Further information on the corning Plenary Session of the Central Committee and other events will be supplied later. No 1 16/
Secretariat of the CC of the CPSU".
The top echelons of the Kalmyk Party nomenclatura stood to attention while the people of Kalmykia, just as people all over the Soviet Union, could not understand what was happening in Moscow. The plants and state institutions continued to function, people did not take to the streets and squares. Augusto Pinochet had this to say about that attempted coup d’état: "They have tried to do in the Soviet Union what I did in Chile eighteen years ago." At the same time the well known Chilean military expert Raoul Sor wrote: "If one looks at the "technical" aspect of the overthrow it will become absolutely obvious that your conspirators had no determination whatever to see it through. The Chilean military began bombing the presidential palace from the air during the very first hours of the putsch and then President Allende died. From a military point of view the move was absolutely nonsensical, but at the same time it instilled horror into people and paralyzed their will to resist..." lt might have happened though.
- "We must act more determinedly!" Yazov said on the evening of the 20th at the council meeting of military and KGB heads, held in the Ministry of Defense. "We have helicopters and tanks and we will certainly use them."
The conspirators were considering the possibility of bombarding the first and second floors of the White House with helicopters. Only the warning given by the commander in chief of the Air Force, General Shaposhnikov, not to use aircraft made them abandon that plan.
We should not forget the gold stockpiled by the Nazi party of the 3rd Reich. Where is it? And how much of it is there? How is it kept? Where will it surface and how will it fire? Maybe it has already surfaced and is being worked? A growing anti-Fascist movement is developing in the West. Neo-Fascist parties are sprouting up in Russia. And it is still too early to exclude the Communists. The Party's gold reserves would be able to finance any movement, overthrow or new putsch.
There was something very strange, even laughable, about the notorious Committee for the State of Emergency of August 1991. The leakage of Russian gold and Party money was also rather bizarre. There are many riddles in those two interconnected facts. To me the following is certain: Party money will operate as a terrible destructive force for Russia.

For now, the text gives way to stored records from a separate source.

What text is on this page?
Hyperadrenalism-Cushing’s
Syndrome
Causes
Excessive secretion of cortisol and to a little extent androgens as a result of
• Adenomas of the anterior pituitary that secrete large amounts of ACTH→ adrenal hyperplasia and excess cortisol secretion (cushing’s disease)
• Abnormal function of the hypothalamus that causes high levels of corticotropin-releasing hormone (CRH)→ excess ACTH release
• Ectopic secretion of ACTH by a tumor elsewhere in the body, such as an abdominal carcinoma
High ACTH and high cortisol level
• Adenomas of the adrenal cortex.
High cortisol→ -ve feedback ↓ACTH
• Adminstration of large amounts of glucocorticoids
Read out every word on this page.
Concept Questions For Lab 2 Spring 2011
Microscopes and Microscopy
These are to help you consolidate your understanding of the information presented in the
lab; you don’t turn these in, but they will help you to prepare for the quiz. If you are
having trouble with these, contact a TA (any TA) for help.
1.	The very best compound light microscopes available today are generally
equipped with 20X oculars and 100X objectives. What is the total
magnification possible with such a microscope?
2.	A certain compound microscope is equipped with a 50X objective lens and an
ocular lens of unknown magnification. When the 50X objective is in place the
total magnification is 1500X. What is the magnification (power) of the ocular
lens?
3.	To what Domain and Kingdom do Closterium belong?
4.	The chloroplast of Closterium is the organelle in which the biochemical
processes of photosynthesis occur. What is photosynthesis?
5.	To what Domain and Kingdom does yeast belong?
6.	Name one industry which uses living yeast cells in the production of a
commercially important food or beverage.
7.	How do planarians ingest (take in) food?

After August 1991 I began to feel intimations of disaster. The country was exalting and celebrating the victory, but in spite of that I smelt death in the air during those days. Hysterical individuals appeared on the streets in whose eyes I read terrible anguish and a thirst for blood. Little by little, the country was going mad. Everyone realized that it was not yet over. Everything pointed to an impending slaughter. Dark shadows hung over the country. To many the murder of the priest Alexander Men and the death of Andrei Sakharov was a bad omen. National, political and other varied forces clashed with each other and found themselves deadlocked. The rehearsal for the use of force was over. Civil war loomed on the horizon. The country was becoming ungovernable, rent apart by inner contradictions. And who knows where we would have ended up had not Yeltsin exploited the situation, and liquidated the diarchy by concentrating full authority in his hands. In these circumstances it was absolutely imperative that power is held in one strong fist. The Soviet Union was precipitously heading for disintegration. The union republics demanded sovereignty.
Then the famous Belovezhskaya Puscha Conference took place. The Russian state confirmed the republics' right to self-determination. The Gordian knot of acute socio-political and inter-national problems was cut. Power was redistributed to republican structures and the ill-famed "parade of sovereignties" began.